Già sulla porta nota il gruppo di ragazzi che bighellonano all’ombra del merula, all’estremo del piazzale. Tebogo ha da tempo imparato ad evitare il più possibile quei ragazzi. Non capisce bene come succeda, ma gli sembra che ci sia qualcosa in lui che attiva invariabilmente l’aggressività di quel genere di persone. A volte si chiede perché i suoi compagni di scuola possono passare indisturbati – almeno il più delle volte – davanti a qualsiasi gruppo di ragazzacci, con la sola avvertenza di tirare dritto senza provocarli in alcun modo, e lui invece no. Perché, per quanto si sforzi di non farsi notare, di non fare nulla che possa richiamare l’attenzione, lui si ritrova sempre apostrofato, fermato o molestato? Hanno una specie di sesto senso, quelli lì, e percepiscono la presenza di uno come Tebogo già da lontano. Ne sono attratti come le mosche verso il biltong appeso a seccare.

Il piccolo sa di non avere scelta: se provasse a tagliare dritto verso di loro l’audacia gli costerebbe come minimo la perdita della sua bibita. Come altre volte si rassegna a fare il giro lungo, dietro le case. Si consola pensando che può sempre prendere qualche sorso di Oros già durante la salita.

Quando raggiunge la sua collinetta la questione della deviazione è già dimenticata. Il lavoro della ferrovia lo affascina ed è felice quando può trascorrere il pomeriggio a contemplarlo. Un giorno seguirà sicuramente le orme di suo padre lavorando nella ferrovia, prospettiva di cui il papà va apertamente orgoglioso. “Vedrete che il mio Tebzi diventerà capostazione”, dice con frequenza ai parenti.

Osserva le operazioni di scarico di tre vagoni scoperti pieni di casse. Ogni tanto beve. I vagoni vengono staccati dal treno e la piccola motrice diesel – quella che spesso manovra il suo papà – li ha trainati e poi spinti su un binario laterale. Poi gli uomini si sono messi a lavorare, lenti sotto il sole del primo pomeriggio. Alcuni in piedi sui vagoni, altri nella zona a ridosso del muro dei magazzini, dove vengono accatastate le casse, mentre due carrelli elevatori, fra tutte la macchina che Tebogo preferisce, fanno la spola con il carico.
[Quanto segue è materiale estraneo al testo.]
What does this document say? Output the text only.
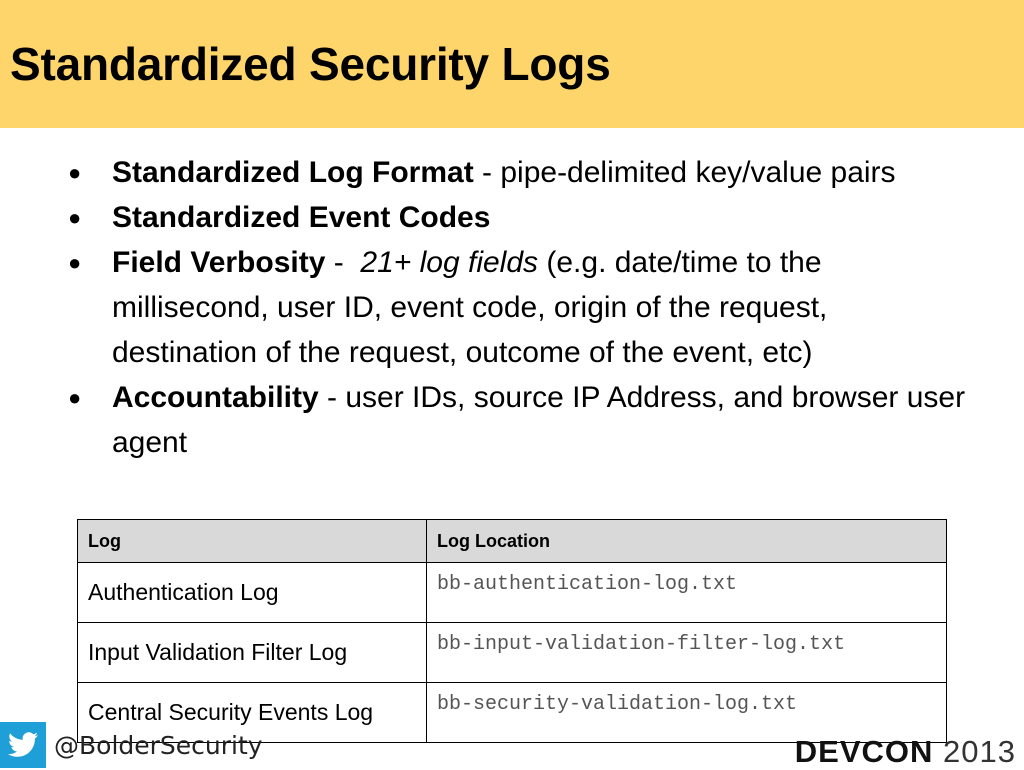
Standardized Security Logs
● Standardized Log Format - pipe-delimited key/value pairs
● Standardized Event Codes
● Field Verbosity -  21+ log fields (e.g. date/time to the millisecond, user ID, event code, origin of the request, destination of the request, outcome of the event, etc)
● Accountability - user IDs, source IP Address, and browser user agent
Log	Log Location
Authentication Log	bb-authentication-log.txt
Input Validation Filter Log	bb-input-validation-filter-log.txt
Central Security Events Log	bb-security-validation-log.txt
@BolderSecurity	DEVCON 2013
Terminata la bibita, Tebogo poggia la bottiglietta tra i piedi scalzi. La fa rotolare un po’ avanti e indietro con la pianta del piede, poi fa per schiacciarla. Un gesto abituale, realizzato senza nemmeno guardare, l’attenzione rivolta ad un vagone per il trasporto di liquidi parcheggiato in disparte sul binario morto più remoto di tutto lo scalo. Da quanti giorni starà lì, quattro o cinque? I colori sbiaditi gli ricordano una gigantesca lattina di coca cola adagiata su un paio di carrelli.

E nell’esatto momento in cui il piede schiaccia la bottiglietta, proprio quel vagone cisterna esplode in una palla di fuoco. Una fiammata densa, non particolarmente luminosa nell’intensità della luce estiva, si espande rotolando lateralmente e verso l’alto. Un maestoso boato sovrasta completamente il modesto rumore di plastica accartocciata della bottiglietta, mentre l’onda d’urto raggiunge Tebogo abbracciandolo in un caldo spintone.

In basso gli uomini si agitano come le formiche quando con un calcio gli scoperchi il formicaio, mentre la palla di fuoco lascia il posto a fiamme alte che producono una densa colonna di fumo nero. Ma l’attenzione di Tebogo è sulla bottiglietta che ha schiacciato. Gli torna in mente quella sera di due anni prima, il lanciatore di fulmini, mentre rivede mentalmente tutti i particolari dello spettacolo cui ha appena assistito.

Si avvia verso casa, rigirando tra le mani la bottiglietta accartocciata. Attraversa senza pensarci il gruppo dei bulletti, un lanciatore di fulmini con in mano la sua arma potente. I ragazzi, che stavano commentando agitati l’esplosione appena sentita, si fermano e lo guardano passare.

Per la prima volta non gli dicono nulla.